For half a second, the yard spun. Fence. Sky. Dirt.

Then he hit the fence hard enough to rattle it.

CRASH!

Pain detonated through his ribs.

His wooden sword flew from his hand and landed in the dirt with a dull thud.

Kai coughed violently. Air left him like a punch.

He slid down the fence, the world flashing white at the edges.

His limbs were stiffening fast now.

Bloodcurdle tightening its grip.

The mosquito hovered above him, buzzing thick and hungry.

BZZZZZZ…

It lowered its needle.

Kai tried to raise his arms.

His elbows barely moved.

His fingers wouldn't close.

His mind screamed to crawl, to roll, to do something—

But his body answered slowly, as it belonged to someone else.

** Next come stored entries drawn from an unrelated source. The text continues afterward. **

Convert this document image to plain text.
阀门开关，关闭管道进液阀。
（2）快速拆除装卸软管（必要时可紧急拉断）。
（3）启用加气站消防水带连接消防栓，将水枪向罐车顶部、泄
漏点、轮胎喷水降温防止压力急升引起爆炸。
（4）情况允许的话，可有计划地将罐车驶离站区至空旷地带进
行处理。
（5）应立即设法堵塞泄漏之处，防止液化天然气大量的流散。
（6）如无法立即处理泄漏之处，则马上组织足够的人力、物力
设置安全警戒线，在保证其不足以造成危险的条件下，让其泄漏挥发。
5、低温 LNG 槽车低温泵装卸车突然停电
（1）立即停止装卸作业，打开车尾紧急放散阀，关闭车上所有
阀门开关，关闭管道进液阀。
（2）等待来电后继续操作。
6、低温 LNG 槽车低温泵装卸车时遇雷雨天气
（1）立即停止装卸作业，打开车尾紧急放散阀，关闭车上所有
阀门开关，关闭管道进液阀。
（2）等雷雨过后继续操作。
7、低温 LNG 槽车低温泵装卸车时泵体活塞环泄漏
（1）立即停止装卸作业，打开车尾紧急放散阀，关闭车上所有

Fear surged, sharp enough to taste.

Not for himself.

For Lux, finding him.

For Rize running into the yard.

For his mom, Thalia returns to a house full of blood.

Kai's throat tightened.

"No," he whispered, voice broken. "Not here."

The needle descended.

Kai's vision tunnelled.

And then—

The hum behind his ribs surged.

Not faint.

Not gentle.

A deep pulse that made the air feel dense.

THUM.

Kai's spine straightened.

Not by his will.

His head lifted.

His gaze locked onto the mosquito with an intensity that did not belong to a frail thirteen-year-old boy.

The world's sound dulled for a heartbeat, as if the neighbourhood had fallen underwater.

The pressure that rolled out of Kai was silent, absolute.

Hierarchy.

The mosquito froze midair.

Its wings stuttered—BZZ—then stopped.

The insect trembled, its body dipping lower, lower, as if forced down by invisible hands.

Kai's eyes widened in confusion and horror.

He could feel it: something inside him had stepped forward.

Not a voice.

Not a personality.

An aura.

A sovereign presence that rules above all.

The mosquito landed on the ground and bowed.

Needle angled down, its body and legs tucked inside, with its whole body can be seen trembling.

Submission. A complete submission.

Then, numerous strands of pale golden light spilt from Kai's chest, sliding out like a gate opening.

Not forming a beam.

But numerous controlled strands, smooth and deliberate.

As the strands reached and touched the mosquito.

The creature shuddered once as the strands warped the creature layer by layer.

Forming a cocoon that was tied to his chest.

Then—

SHHHHH—

The cocoon shrinks, as if it were swallowed.

Whole.

Not ripped. Not burned. Not splattered.

Swallowed by the strands of light as if the mosquito had become a drop of ink pulled into water.

The strands then retracted back into Kai's body.

The pressure vanished.

The backyard returned to ordinary air so suddenly that Kai almost thought he'd imagined it.

Kai blinked.

Then the pain surged to his mind as his ribs screamed.

His limbs were still stiff from the effect of bloodcurdle.

His breath came in shallow pulls.

He tried to lift his hand toward his chest.

He didn't make it.

His vision darkened at the edges.

The last thing he saw was his wooden sword lying in the dirt and the fence looming above him, shaking slightly from the impact.

Then his consciousness slipped.

The world went black.

And deep beneath the black, the hum pulsed once—quiet, satisfied.